# Coilovers for the X-Trail?



## jtanoyo1 (May 15, 2005)

Does anyone know if any company makes a coilovers suspension system for our x-trail? I searched and no one seems to make anything for it.....


----------



## thetimster (May 6, 2005)

I've searched the Japanese companies since I'm looking for one as well... no luck so far.   :balls:


----------



## jtanoyo1 (May 15, 2005)

Darn it. I know a guy in Singapore who has installed it. But he lurks around in qr25de.net and not here.....I am still waiting for his reply... :fluffy:


----------



## thetimster (May 6, 2005)

Sergei, what quote did you get when you asked for the coilovers in Hotbits? I got a quote through my friend of Sing $1,300. I don't have any information on how long wait time is.
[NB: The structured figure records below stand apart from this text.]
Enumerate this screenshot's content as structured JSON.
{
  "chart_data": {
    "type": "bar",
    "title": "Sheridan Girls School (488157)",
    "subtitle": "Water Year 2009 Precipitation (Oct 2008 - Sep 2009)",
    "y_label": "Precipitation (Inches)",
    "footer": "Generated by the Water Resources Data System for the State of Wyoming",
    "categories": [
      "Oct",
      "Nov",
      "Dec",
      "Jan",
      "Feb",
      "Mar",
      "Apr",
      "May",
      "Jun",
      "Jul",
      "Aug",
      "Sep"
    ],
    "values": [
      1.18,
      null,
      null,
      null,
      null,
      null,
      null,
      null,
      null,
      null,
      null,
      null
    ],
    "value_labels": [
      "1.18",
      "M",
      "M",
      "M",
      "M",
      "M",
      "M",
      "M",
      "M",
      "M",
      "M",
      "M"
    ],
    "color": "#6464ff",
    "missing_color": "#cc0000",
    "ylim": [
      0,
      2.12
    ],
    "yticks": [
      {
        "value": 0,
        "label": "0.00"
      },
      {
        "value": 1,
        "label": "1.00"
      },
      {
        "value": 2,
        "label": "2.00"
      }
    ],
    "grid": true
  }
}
But I'm told it wasn't readily available. 

Just curious...

Thanks!


----------



## Sergei_dekker (Jun 4, 2005)

thetimster said:


> Sergei, what quote did you get when you asked for the coilovers in Hotbits? I got a quote through my friend of Sing $1,300. I don't have any information on how long wait time is. But I'm told it wasn't readily available.
> 
> Just curious...
> 
> Thanks!


 yup thats the price....u'll have to really confirm it with the guy before he orders it....as i said before most fellas who own this car in my country are middle aged men


----------



## thetimster (May 6, 2005)

Well I'm hoping to get my fingers on a set. Keep you posted on any developments.


----------